1. 1.
    0
    Evet beyler soruları alayım...
    ···
  2. 2.
    0
    @2 peki
    ···
  3. 3.
    0
    @3 uydurma değil 1912'den beri var olan bir ideoloji. Ve bu ideoloji geleceğin devrimci ideolojisi. ayrıca bu gün tunus bunu kullanıyor.
    ···
  4. 4.
    0
    @6 o onların sorunu panpa
    ···
  5. 5.
    0
    @7 hayır kardeşim alanlara göre uzman ve nitelikli bir parlamentel sistem kurulması. Seçim yok , kura yok. Bilim ve gelişimcilik var. ikdisadi birim ordünalyüsü ekonomi bakanı , milli takım teknik direktörü spor bakanı oluyor en basit anlayabileceğin halde...
    ···
  6. 6.
    0
    @10 tunusta uygulanmaya çalışılıyor ama tam olarak onlarda uygulayamıyor.yok ama olamayacağından değil . yani bu fikir bir ütopya değil. sadece günümüz dünya konjektüründe kansız yoldan iktidarı ele geçirmesi zor yani . malum bilimle uğraşan adam ne anlar gerillla savaşından , devrimden , ihtilalden.
    ···
  7. 7.
    0
    @11 asla meritokraside sisteme insan yine bir güç tarafından yetiştirilir. Bu tek taraflı sistem olur. Yani Osmanlı devşirme sistemi veya roma yönetimi buna örnek olabilir. Fakat sınıfsal eşitlik yoktur.

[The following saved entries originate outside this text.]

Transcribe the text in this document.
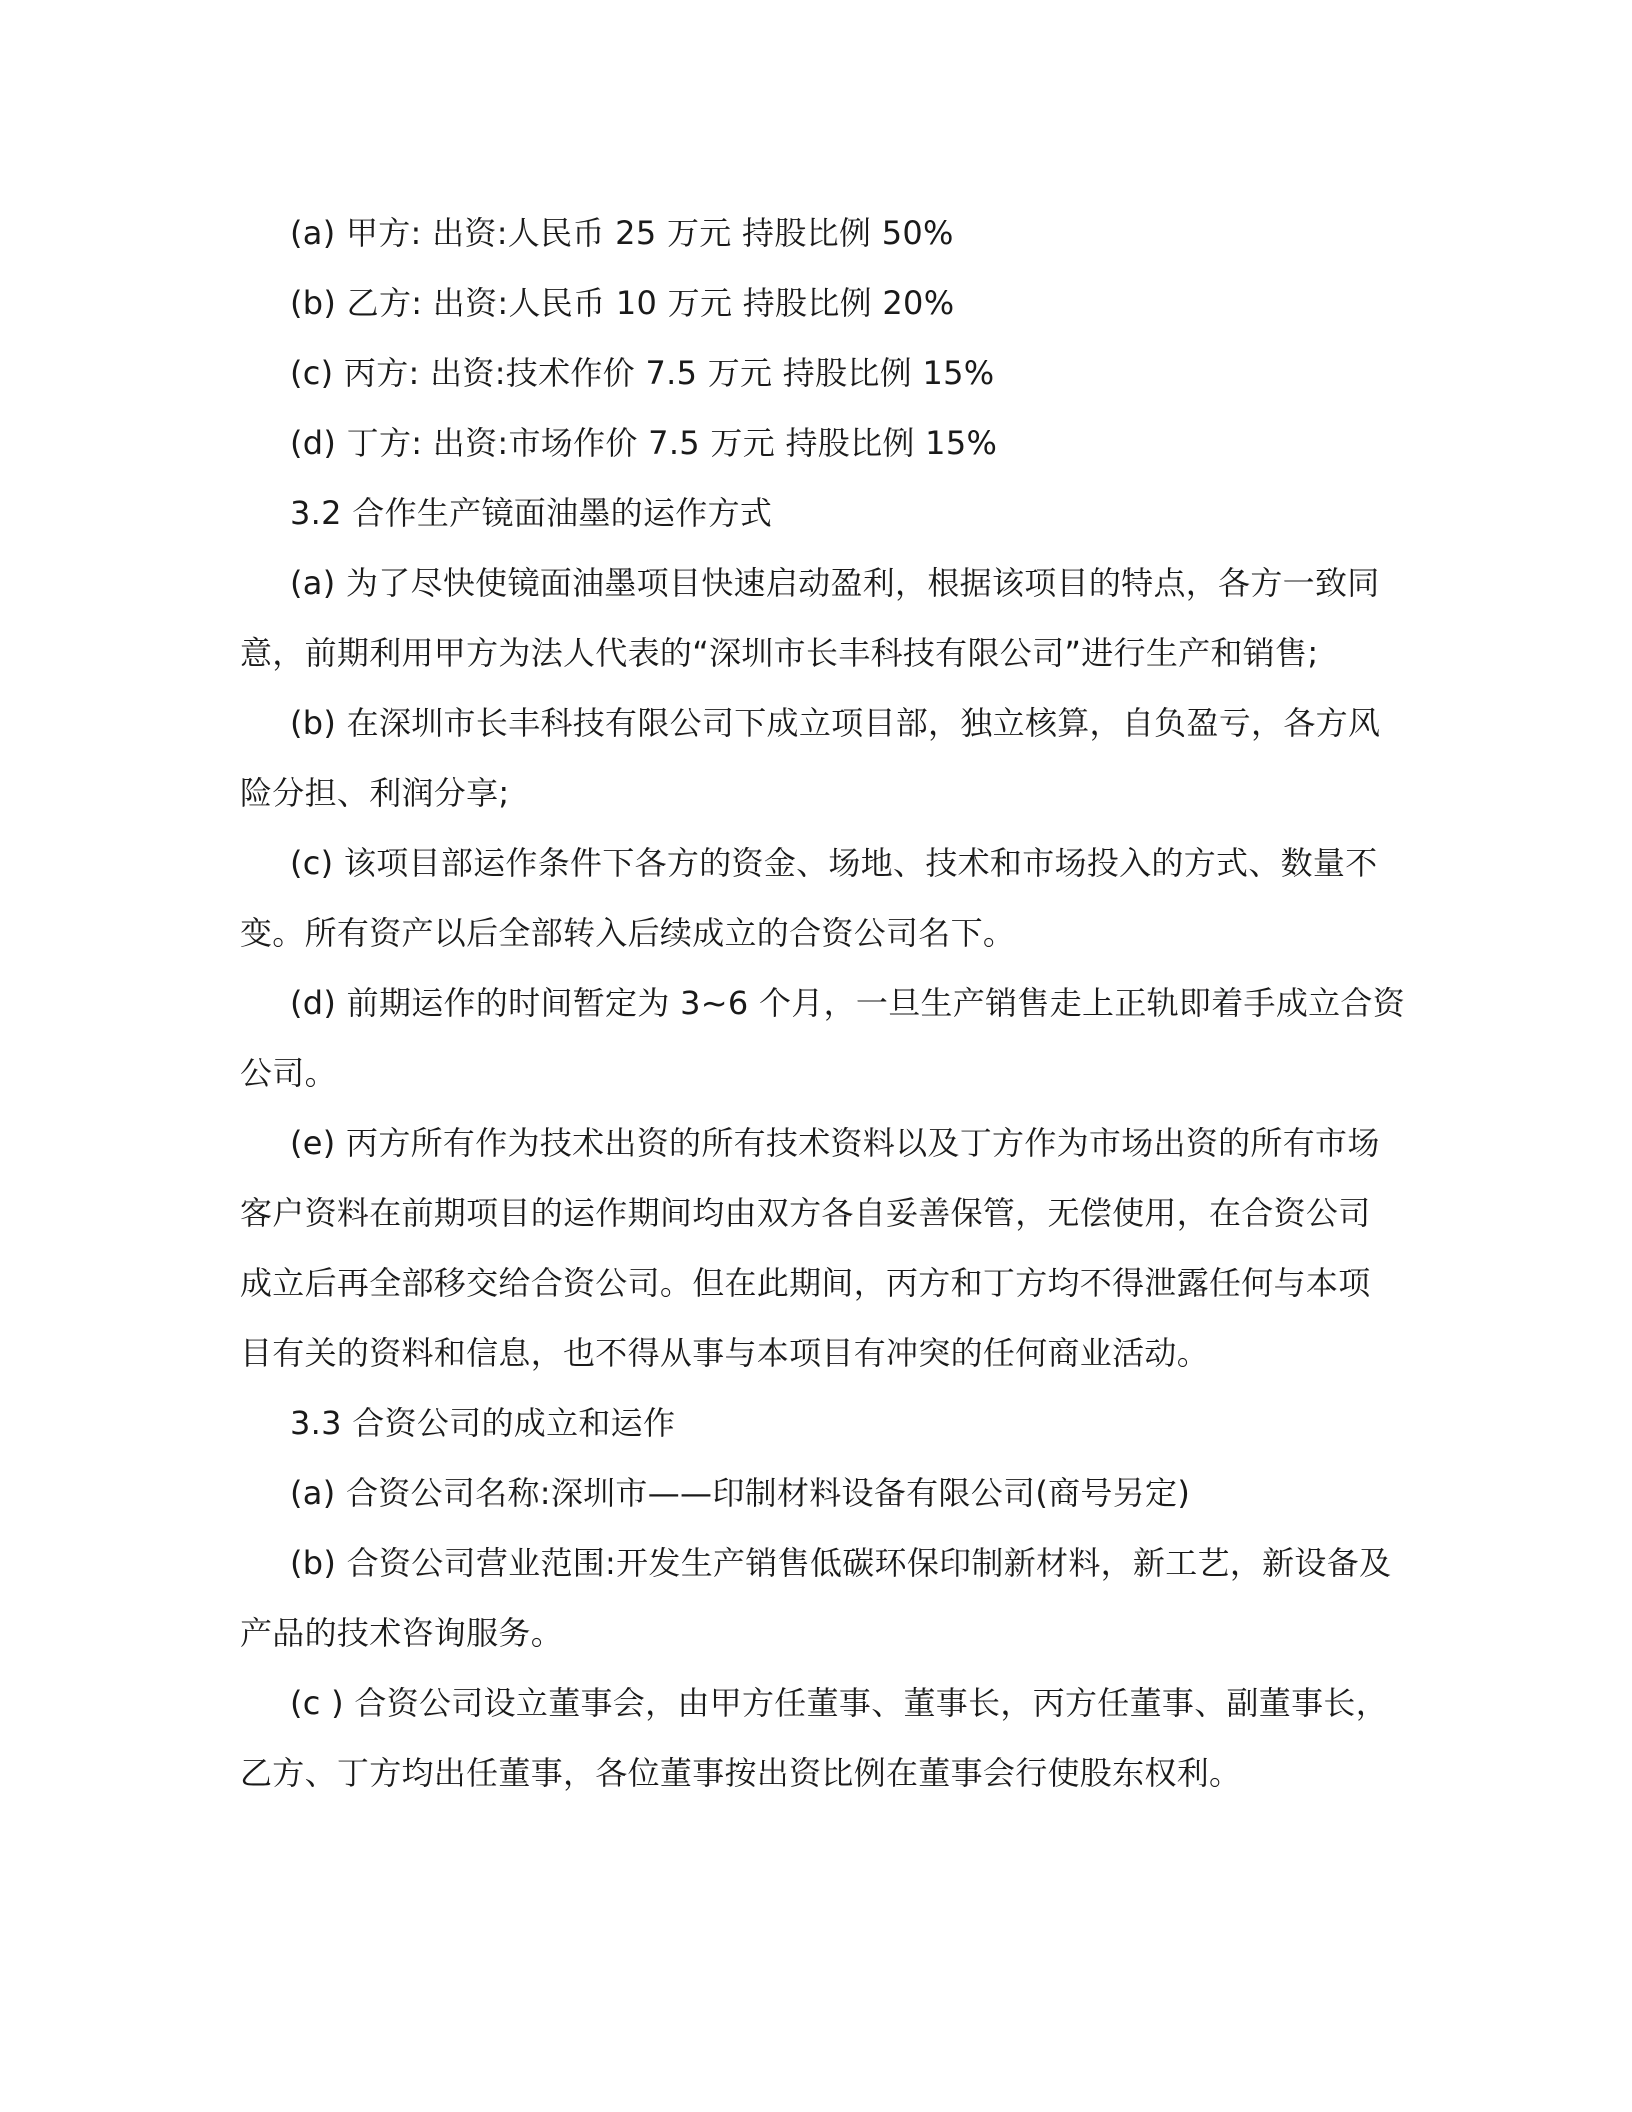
(a) 甲方: 出资:人民币 25 万元 持股比例 50%
(b) 乙方: 出资:人民币 10 万元 持股比例 20%
(c) 丙方: 出资:技术作价 7.5 万元 持股比例 15%
(d) 丁方: 出资:市场作价 7.5 万元 持股比例 15%
3.2 合作生产镜面油墨的运作方式
(a) 为了尽快使镜面油墨项目快速启动盈利，根据该项目的特点，各方一致同
意，前期利用甲方为法人代表的“深圳市长丰科技有限公司”进行生产和销售;
(b) 在深圳市长丰科技有限公司下成立项目部，独立核算，自负盈亏，各方风
险分担、利润分享;
(c) 该项目部运作条件下各方的资金、场地、技术和市场投入的方式、数量不
变。所有资产以后全部转入后续成立的合资公司名下。
(d) 前期运作的时间暂定为 3~6 个月，一旦生产销售走上正轨即着手成立合资
公司。
(e) 丙方所有作为技术出资的所有技术资料以及丁方作为市场出资的所有市场
客户资料在前期项目的运作期间均由双方各自妥善保管，无偿使用，在合资公司
成立后再全部移交给合资公司。但在此期间，丙方和丁方均不得泄露任何与本项
目有关的资料和信息，也不得从事与本项目有冲突的任何商业活动。
3.3 合资公司的成立和运作
(a) 合资公司名称:深圳市——印制材料设备有限公司(商号另定)
(b) 合资公司营业范围:开发生产销售低碳环保印制新材料，新工艺，新设备及
产品的技术咨询服务。
(c ) 合资公司设立董事会，由甲方任董事、董事长，丙方任董事、副董事长，
乙方、丁方均出任董事，各位董事按出资比例在董事会行使股东权利。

    Teknokrasi ise sıfırdan kişileri aynı statüde geliştirmeye yönelik bir eğitime dayanır. Yani mesleki konjektürün en üst seviyesindeki zat yönetimde söz sahibi olur. Yükselişte basamaklar ve imkanlar eşittir. Kayırma veya seçme yoktur. Dediğin gibi elitizm yani nitelikli insanlar yönetimdedir. Fakat temel esas devlet ile beraber millettir. Yani devlet bağıl sistemlerden çok millete göre odaklanır.
    ···
  8. 8.
    0
    @14 kardeşim iyide demokrasininde örneği yoktu. Hanedanlığında yoktu. Cumhuriyetinde yoktu. Teokrasinin nereden başladığını kestiremiyoruz ama büyük ihtimalle onunda yoktu. Yerleşik hayata geçilince zengin kavramı oluştuktan sonra aristokrasi diye bir şey çıktı . Onunda örneği yoktu. Bir yere bakıp örnek alıp sömürmediler köleleri.

    Yönetimle ilişkilendireceğin bir çok alan var kardeşim. Gençlik bakanlığı ile spor bakanlığının aynı olduğu parlementer sistemden daha çok yönetimle alakaya girebilecek yöne elverişli bu sistem.

    Tarihçiyim ve analiz olarak dış siyasetden anlarım. Tüm akademik düzeyde bilgi sahibi olan siyasal tarihçiler anlar. Dış işleri bakanı olarak ben mi daha yararlı olurum yoksa 4 sene o koltuğa oturmak için türlü yalan dolan söyleyen zatlar mı ?
    ···
  9. 9.
    0
    @16 Aslında pratikte monarşiyi andıracaktır. Sadece propaganda olmayacak dolayısıyla taraftarlık olmayacaktır.

    Şöyle yani ;
    Yürütme'de görevlenecek elbet bir zat gereklidir. Fakat dediğin gibi insan doğası gereği bir karışıklık söz konusu olabilir. Fakat yürütmeyi parlementodan ayırır ve devirleşmesini düzene oturtursak elbette insan doğasına aykırı tarafını yıkmış olur ve monarşi gibi tek bir kişinin başta olmasının kusuru olmaz.

    Bu aslında kağanlık sistemini andırıyor. Bilgeler meclisi - töre- beylikler bunları bir arada yürütmeyi sağlayan han. Sosyolojik olarak bizede uygun diye düşünüyorum.

    Bu arada gecenin yarısı beyin fırtınası yaptığın için sağol panpa güzel oluyor.
    ···
  10. 10.
    0
    @17 aya çıkanlarda bir fikir akımının dahilinde çıktı.